We've all had interactions where logic and reason have nothing to do with the issue at hand. A physician has one perspective and another physician has an opposing view. The conflict could delay a decision or create divisions among staff. Whatever the issue, managing physicians need to intercede or facilitate a break in the impasse.

Is there ego involved? Probably, but before we place blame, remember that physicians are trained to be independent decision-makers. We wouldn't want doctors telling patients who are sitting on the exam table to come back in 2 weeks after a committee determined whether it was appropriate to prescribe antibiotics.

In comparison, administrative decisions often require consensus-building, which can take time. This too is foreign to physicians, who issue orders and people make it so, like Captain Jean-Luc Picard on the television series "Star Trek."

Tricks of the trade

Practice management is unique in the sense that professionals in this field manage other professionals, who are usually owners of the business and also billable workers.

To start down the path of managing up, put aside your own ego. Yes, you too have a sense of self-importance that may get in the way. Success requires you to put the physician's needs at the center of the picture. In other words, if you have physicians who need to have the last word, let them have it. But ensure that their words take the practice in a direction you have prescribed.

Try to dialogue

When an issue arises, talk to a physician one-on-one; ask what his or her concerns are and how you can allay them.

If you recognize that a physician is unlikely to change, focus on understanding his or her style to help mitigate the situation. For example, I worked with one group that had a physician who behaved badly when he became frustrated. In addition to bringing staff to tears, we feared that his yelling and negative behavior would prompt staff to quit. The other partners preferred to avoid confronting him, but when the group sat down to discuss the problem during a meeting, he agreed that his behavior was inappropriate. Unfortunately, it kept happening.

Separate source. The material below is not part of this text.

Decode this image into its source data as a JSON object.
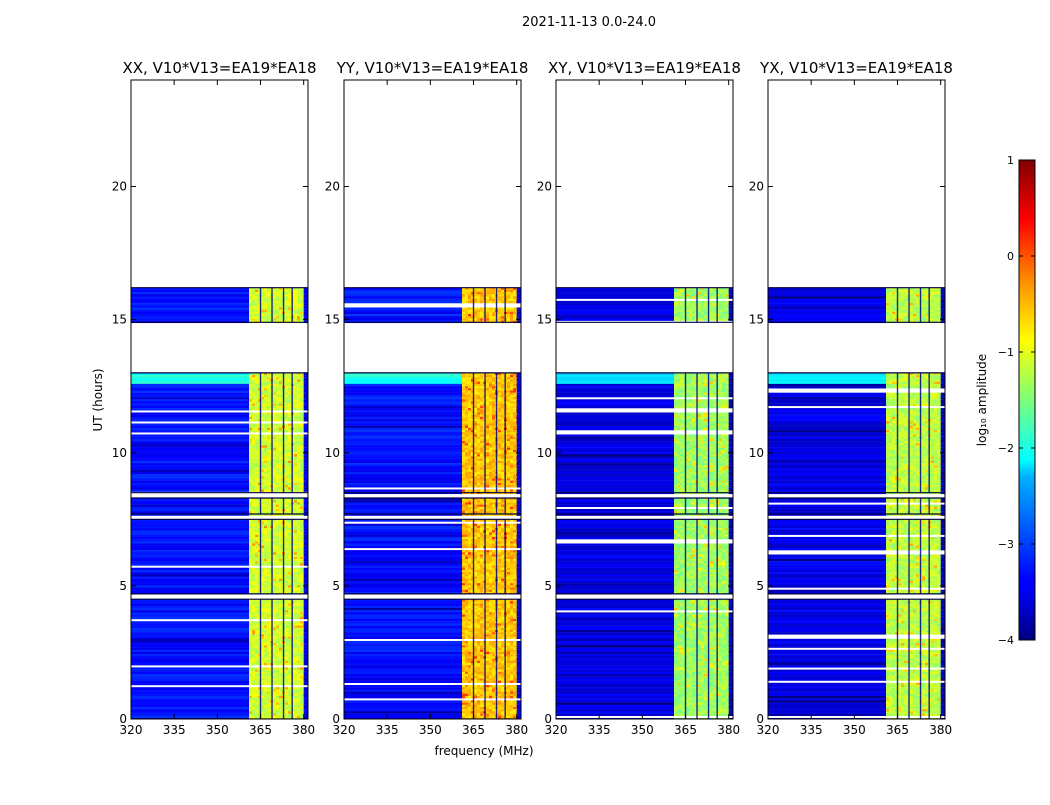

It wasn't until a managing partner stood up to him -- literally stood up -- that he stopped behaving in an abusive manner. Sometimes a conversation has to take place from a position of power to have a real impact. In this case, standing face-to-face (in private) rather than sitting across a desk or conference room table helped raise the importance of the issue, and solve the problem. The managing partner also gave the physician an alternative to vent his frustration.

Instead of verbally attacking employees, she told the physician that he was free to vent his frustration to her, even to the point of picking up the phone and spewing unmentionables. He never took her up on that offer.

Try subtle changes

In another two-doctor practice, a new physician was uncomfortable asking his partner for a change that would help with patient flow. The partner had managed the staff to facilitate optimal workflow for her patients by usurping the shared (and infrequently used) procedure room as a fourth exam room, even on busy days. Meanwhile the newer physician was limited to two exam rooms, which resulted in increasing patient wait times even on days when the partner wasn't in the office.

An easy solution was to provide a third exam room for the new physician. This was accomplished when the office manager asked the staff to start rooming patients in the procedure room on days when the partner was not in the office. That rooming process became routine on days when both physicians were in the office, which created a more equitable arrangement: three exam rooms for each physician.

Management strives to make the job of physicians easier. It is not unusual to have physicians with special needs or problematic conduct. It's our job, as managers, to develop skills to support them, and often that means dealing with egos -- our own as well as others.